There are different characteristics associated to each however, as @Dave already pointed out. I'll try to elaborate a bit further.
In both cases you start by introducing the syntax of a language for expressing (concurrent) systems. This introduces what the basic "combinators" (constructs) for assembling systems together are.
The real distinction comes when you start to specify their semantics.
The process calculi approach is calculational in the sense that you focus on the reduction semantics, i.e. what are the steps a system can perform when executing it. This operational view helps a lot when using these languages for simulation for example.
The chief notion in this case is the concept of "observation": what can you observe about the evolution of a system? Using this idea one can determine when two systems are equivalent. The technical word for this concept is bisimilarity. Then, in some situations, you find that processes which are bisimilar can be interchanged in any context without altering the behaviour of the system overall.

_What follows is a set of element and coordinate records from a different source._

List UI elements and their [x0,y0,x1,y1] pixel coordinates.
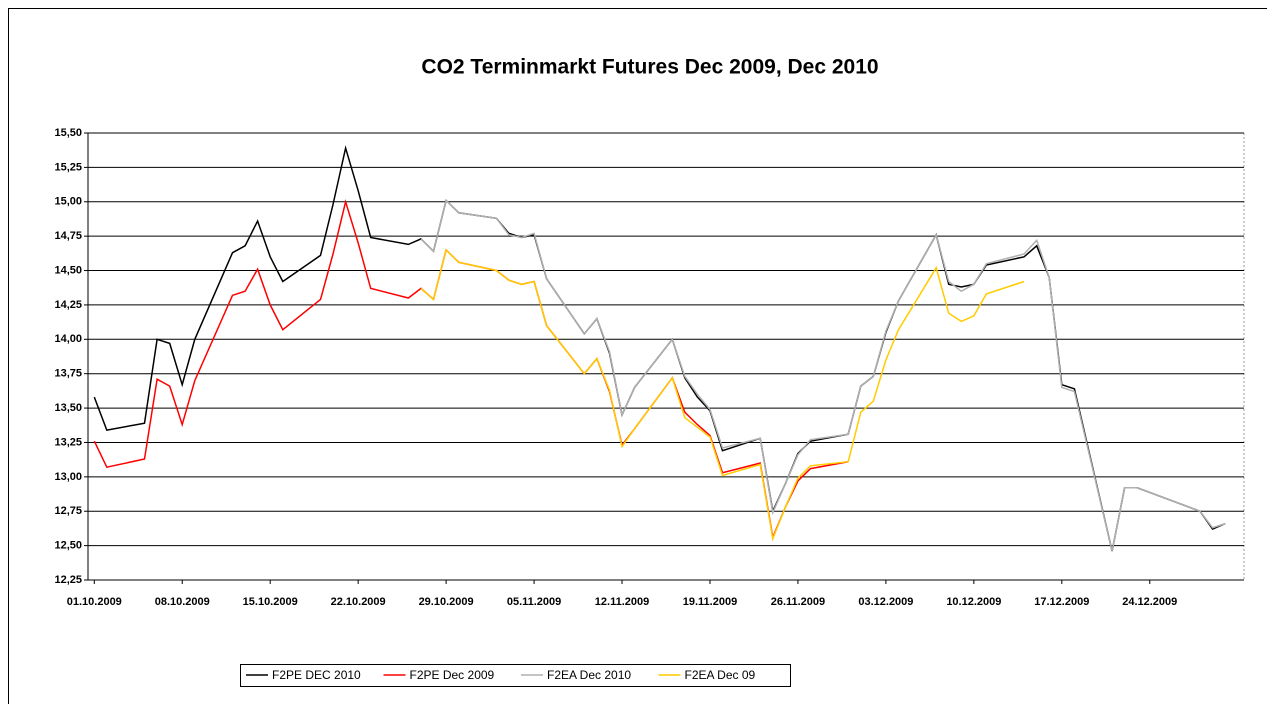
x-tick-label: 10.12.2009 [946,596,1001,608]
y-tick-label: 12,25 [54,574,82,586]
x-tick-label: 01.10.2009 [67,596,122,608]
series-line [420,198,1226,552]
x-tick-label: 29.10.2009 [419,596,474,608]
x-tick-label: 05.11.2009 [507,596,561,608]
y-tick-label: 14,00 [54,333,82,345]
series-line [93,145,1226,552]
x-tick-label: 22.10.2009 [331,596,386,608]
x-tick-label: 26.11.2009 [771,596,825,608]
y-tick-label: 13,50 [54,402,82,414]
chart-frame [8,8,1267,704]
x-tick-label: 15.10.2009 [243,596,298,608]
chart-title: CO2 Terminmarkt Futures Dec 2009, Dec 20… [421,56,878,79]
plot-area [87,132,1245,581]
legend-box [240,664,791,687]
y-tick-label: 14,75 [54,230,82,242]
x-tick-label: 08.10.2009 [155,596,210,608]
y-tick-label: 13,25 [54,436,82,448]
x-tick-label: 17.12.2009 [1034,596,1089,608]
y-tick-label: 14,25 [54,299,82,311]
y-tick-label: 15,25 [54,161,82,173]
x-tick-label: 24.12.2009 [1122,596,1177,608]
series-line [420,248,1025,542]
x-tick-label: 03.12.2009 [858,596,913,608]
x-tick-label: 12.11.2009 [595,596,649,608]
legend-label: F2EA Dec 09 [685,668,756,682]
y-tick-label: 15,50 [54,127,82,139]
y-tick-label: 12,75 [54,505,82,517]
x-tick-label: 19.11.2009 [683,596,737,608]
y-tick-label: 13,00 [54,471,82,483]
series-line [93,198,849,541]
legend-label: F2PE Dec 2009 [410,668,495,682]
legend-label: F2PE DEC 2010 [272,668,361,682]
y-tick-label: 14,50 [54,264,82,276]
y-tick-label: 13,75 [54,368,82,380]
y-tick-label: 12,50 [54,540,82,552]
y-tick-label: 15,00 [54,196,82,208]
legend-label: F2EA Dec 2010 [547,668,631,682]
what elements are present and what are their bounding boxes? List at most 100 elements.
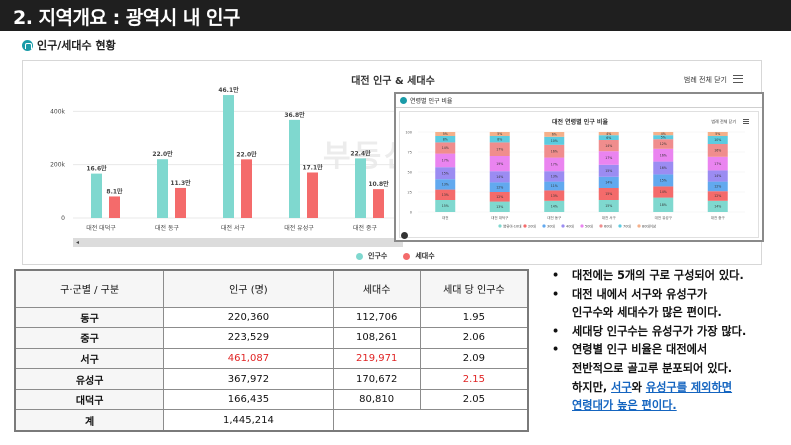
segment-label: 17%	[442, 159, 449, 163]
segment-label: 15%	[605, 192, 612, 196]
bullet-text: 하지만, 서구와 유성구를 제외하면	[572, 379, 788, 398]
population-value: 220,360	[163, 306, 334, 329]
x-tick-label: 대전 유성구	[655, 215, 673, 220]
segment-label: 15%	[605, 204, 612, 208]
y-tick-label: 50	[408, 171, 412, 175]
legend-item-population[interactable]: 인구수	[356, 251, 387, 261]
x-tick-label: 대전	[442, 215, 448, 220]
section-label: 인구/세대수 현황	[37, 39, 116, 52]
legend-dot	[561, 224, 565, 228]
y-tick-label: 75	[408, 151, 412, 155]
total-empty-cell	[332, 409, 529, 432]
link-yuseonggu[interactable]: 유성구를 제외하면	[645, 380, 733, 394]
bar	[307, 172, 318, 218]
segment-label: 12%	[714, 185, 721, 189]
stacked-segment	[489, 171, 510, 183]
stacked-segment	[653, 148, 674, 162]
households-value: 108,261	[332, 327, 421, 349]
bullet-text-mid: 와	[631, 380, 646, 394]
segment-label: 5%	[443, 132, 448, 136]
data-label: 36.8만	[284, 111, 305, 119]
legend-item-households[interactable]: 세대수	[403, 251, 435, 261]
segment-label: 13%	[442, 183, 449, 187]
x-tick-label: 대전 대덕구	[86, 224, 116, 232]
district-name: 중구	[14, 327, 165, 349]
legend-label: 세대수	[415, 252, 435, 260]
stacked-segment	[598, 188, 619, 200]
data-label: 10.8만	[368, 180, 389, 188]
stacked-segment	[653, 135, 674, 140]
x-tick-label: 대전 서구	[221, 224, 245, 232]
bar	[109, 196, 120, 218]
bullet-item: 대전에는 5개의 구로 구성되어 있다.	[552, 267, 788, 286]
inset-panel-title: 연령별 인구 비율	[410, 98, 453, 105]
section-header: 인구/세대수 현황	[22, 37, 116, 53]
district-name: 서구	[14, 347, 165, 370]
stacked-segment	[598, 132, 619, 136]
x-tick-label: 대전 동구	[547, 215, 562, 220]
link-age-high[interactable]: 연령대가 높은 편이다.	[572, 399, 677, 413]
bullet-text: 세대당 인구수는 유성구가 가장 많다.	[572, 324, 747, 338]
bar	[241, 159, 252, 218]
legend-label: 80대이상	[642, 223, 657, 228]
bullet-text-prefix: 하지만,	[572, 380, 612, 394]
stacked-segment	[707, 156, 728, 171]
legend-dot	[542, 224, 546, 228]
segment-label: 16%	[660, 153, 667, 157]
total-label: 계	[14, 409, 165, 432]
stacked-segment	[707, 136, 728, 144]
stacked-segment	[598, 135, 619, 140]
per-household-value: 2.06	[419, 327, 529, 349]
inset-legend-toggle-button[interactable]: 범례 전체 닫기	[711, 119, 736, 124]
bar	[175, 187, 186, 218]
district-name: 대덕구	[14, 388, 165, 411]
segment-label: 14%	[442, 146, 449, 150]
stacked-segment	[435, 189, 456, 200]
segment-label: 13%	[551, 194, 558, 198]
legend-toggle-button[interactable]: 범례 전체 닫기	[683, 76, 727, 84]
settings-icon[interactable]	[401, 232, 408, 239]
x-tick-label: 대전 대덕구	[491, 215, 509, 220]
table-row: 서구 461,087 219,971 2.09	[14, 347, 529, 370]
title-bar: 2. 지역개요 : 광역시 내 인구	[0, 0, 791, 31]
data-label: 46.1만	[218, 86, 239, 94]
households-value: 80,810	[332, 388, 421, 411]
population-value-highlight: 461,087	[163, 347, 334, 370]
stacked-segment	[489, 136, 510, 143]
chart-title: 대전 인구 & 세대수	[351, 76, 435, 87]
stacked-segment	[598, 200, 619, 212]
legend-dot	[637, 224, 641, 228]
bullet-text: 전반적으로 골고루 분포되어 있다.	[572, 361, 733, 375]
stacked-segment	[544, 144, 565, 158]
chart-scrollbar[interactable]: ◂	[73, 238, 403, 247]
bullet-text: 인구수와 세대수가 많은 편이다.	[572, 306, 722, 320]
bar	[223, 95, 234, 218]
stacked-segment	[544, 157, 565, 172]
stacked-segment	[544, 181, 565, 191]
segment-label: 5%	[715, 132, 720, 136]
bullet-text: 대전 내에서 서구와 유성구가	[572, 287, 708, 301]
bar	[373, 189, 384, 218]
scroll-left-icon[interactable]: ◂	[76, 239, 80, 246]
summary-bullets: 대전에는 5개의 구로 구성되어 있다. 대전 내에서 서구와 유성구가 인구수…	[552, 267, 788, 416]
stacked-segment	[489, 132, 510, 136]
segment-label: 12%	[496, 185, 503, 189]
legend-label: 60대	[604, 223, 612, 228]
stacked-bar-chart-svg: 025507510015%13%13%15%17%14%8%5%대전13%12%…	[405, 131, 745, 228]
stacked-segment	[435, 132, 456, 136]
segment-label: 14%	[714, 174, 721, 178]
segment-label: 14%	[605, 144, 612, 148]
segment-label: 12%	[660, 142, 667, 146]
menu-icon[interactable]	[733, 75, 743, 83]
data-label: 16.6만	[86, 165, 107, 173]
link-seogu[interactable]: 서구	[611, 380, 632, 394]
inset-menu-icon[interactable]	[743, 119, 749, 124]
data-label: 8.1만	[106, 187, 123, 195]
stacked-segment	[653, 174, 674, 187]
stacked-segment	[707, 191, 728, 201]
stacked-segment	[707, 181, 728, 192]
segment-label: 13%	[496, 205, 503, 209]
legend-dot	[498, 224, 502, 228]
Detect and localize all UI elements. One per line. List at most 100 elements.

This is the approach Milner and his collaborators took in defining many calculi such as CCS and π-calculus.
The algebraic view instead avoids specifying a model for the semantics directly and opts for a more axiomatic view: a series of laws (equations between expressions of the language) establish which processes have the same behaviours. The focus is in proving equivalences and enriching the calculus with different combinators. Even the "execution" of a system is expressed as an equivalence between a system and a (simpler expression used as a) specification (see the step laws for CSP for instance).
The equivalence between two systems is established by using the laws instead of referring to a particular model for their behaviour. The chief concept in this context is the one of refinement. This approach is the basis of the work of Hoare and his collaborators in defining CSP and its variants.
That said, most of the languages mentioned have being studied with a mixture of these approaches so the distinction is more about the specific method used in a specific construction rather than about a language as a whole.